Watt W. Webb, Professor of Applied Physics, S.B. Eckert Professor in Engineering, Cornell University, Ithaca, NY

May 18, 2007

Abstract

Our tissues are fluorescent and optically nonlinear. Therefore, nonlinear laser scanning focused illumination by mode-locked 100 femtosecond laser pulses can create 3-d resolved microscopic images of our tissues that reveal essential biophysics of our lives. Examples of applications of this Multiphoton Microscopy (MPM) to neural signaling, cancer detection, collagen damage, gene transcription in the cellular nucleus, cell membrane organization and thus generally the molecular dynamics of life are being researched.
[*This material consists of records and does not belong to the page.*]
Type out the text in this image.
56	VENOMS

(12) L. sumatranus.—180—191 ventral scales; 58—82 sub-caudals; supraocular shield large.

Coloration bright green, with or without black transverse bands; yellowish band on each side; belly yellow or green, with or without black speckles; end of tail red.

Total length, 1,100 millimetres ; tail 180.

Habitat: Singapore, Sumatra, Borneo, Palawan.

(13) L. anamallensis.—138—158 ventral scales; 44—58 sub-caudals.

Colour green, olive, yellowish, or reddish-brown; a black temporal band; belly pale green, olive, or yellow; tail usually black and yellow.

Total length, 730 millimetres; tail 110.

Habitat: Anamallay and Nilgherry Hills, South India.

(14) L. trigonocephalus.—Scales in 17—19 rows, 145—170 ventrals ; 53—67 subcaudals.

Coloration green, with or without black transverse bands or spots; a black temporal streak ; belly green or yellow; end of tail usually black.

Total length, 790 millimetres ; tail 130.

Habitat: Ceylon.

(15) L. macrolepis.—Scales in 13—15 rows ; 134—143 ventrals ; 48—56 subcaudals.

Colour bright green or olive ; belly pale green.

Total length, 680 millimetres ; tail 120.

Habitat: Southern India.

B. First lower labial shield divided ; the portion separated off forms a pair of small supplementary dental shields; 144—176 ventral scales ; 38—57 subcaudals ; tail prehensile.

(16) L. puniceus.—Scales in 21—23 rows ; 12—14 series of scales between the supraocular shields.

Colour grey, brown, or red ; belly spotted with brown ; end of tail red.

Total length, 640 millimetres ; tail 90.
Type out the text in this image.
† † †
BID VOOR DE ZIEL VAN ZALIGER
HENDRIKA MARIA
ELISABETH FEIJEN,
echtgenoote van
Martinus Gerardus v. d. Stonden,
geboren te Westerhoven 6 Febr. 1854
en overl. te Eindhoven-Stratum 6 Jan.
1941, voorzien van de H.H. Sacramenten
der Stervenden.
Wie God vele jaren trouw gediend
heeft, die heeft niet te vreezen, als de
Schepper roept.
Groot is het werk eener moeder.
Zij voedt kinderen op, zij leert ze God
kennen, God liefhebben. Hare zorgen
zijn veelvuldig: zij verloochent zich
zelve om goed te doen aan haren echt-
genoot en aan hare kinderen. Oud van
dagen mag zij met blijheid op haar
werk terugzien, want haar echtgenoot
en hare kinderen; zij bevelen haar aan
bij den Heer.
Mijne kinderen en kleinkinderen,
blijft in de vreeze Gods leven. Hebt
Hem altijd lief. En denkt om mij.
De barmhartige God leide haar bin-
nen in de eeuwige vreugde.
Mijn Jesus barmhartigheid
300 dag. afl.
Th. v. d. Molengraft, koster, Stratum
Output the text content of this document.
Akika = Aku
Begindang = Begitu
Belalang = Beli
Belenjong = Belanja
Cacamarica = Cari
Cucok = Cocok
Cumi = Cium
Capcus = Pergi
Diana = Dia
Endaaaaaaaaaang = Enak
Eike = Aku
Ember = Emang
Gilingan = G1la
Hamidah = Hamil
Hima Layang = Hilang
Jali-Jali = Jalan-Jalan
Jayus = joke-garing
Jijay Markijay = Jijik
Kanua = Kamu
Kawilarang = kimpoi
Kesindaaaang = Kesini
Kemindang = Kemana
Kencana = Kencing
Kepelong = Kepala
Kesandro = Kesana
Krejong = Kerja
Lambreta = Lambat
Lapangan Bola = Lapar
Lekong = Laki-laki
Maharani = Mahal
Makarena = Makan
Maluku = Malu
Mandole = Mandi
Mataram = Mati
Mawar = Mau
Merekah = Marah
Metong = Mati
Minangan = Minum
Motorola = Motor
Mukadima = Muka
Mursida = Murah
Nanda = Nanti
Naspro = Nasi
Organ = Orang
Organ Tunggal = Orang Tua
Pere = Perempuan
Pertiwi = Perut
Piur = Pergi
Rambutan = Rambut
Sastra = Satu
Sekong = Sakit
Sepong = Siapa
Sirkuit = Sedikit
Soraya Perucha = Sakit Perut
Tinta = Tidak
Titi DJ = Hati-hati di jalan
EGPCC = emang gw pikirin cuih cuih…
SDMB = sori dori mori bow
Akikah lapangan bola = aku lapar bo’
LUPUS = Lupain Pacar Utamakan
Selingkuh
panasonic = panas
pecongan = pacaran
Now MPM is headed for direct medical application via our current developments of MPM Endoscopy to provide in vivo, real time microscopic imaging of internal tissues for medical diagnostics.

Biography

Watt Webb holds a B.S. and Sc.D. from MIT. He joined the Cornell faculty in 1961, served as director of the School of Applied and Engineering Physics from 1983-1989 and is a faculty member of eight graduate Fields. He directs the Developmental Resource for Biophysical Imaging Opto-Electronics, an NIH Biomedical Imaging Center. Prof. Webb pioneered the techniques of Fluorescence Correlation Spectroscopy (FCS) in 1969 and Multiphoton Microscopy (MPM) in 1990. FCS permits single-molecule detection in solutions at nanomolar concentrations and provides temporal resolution of the dynamic processes that can be signaled by the fluorescence signal. MPM significantly reduces photodamage and minimizes image degradation due to scattering and autofluorescence, and thereby enables high resolution, high signal-to-noise imaging in living cells and deep in turbid tissues in vivo. His laboratory at Cornell University continues to extend the frontiers of these technologies.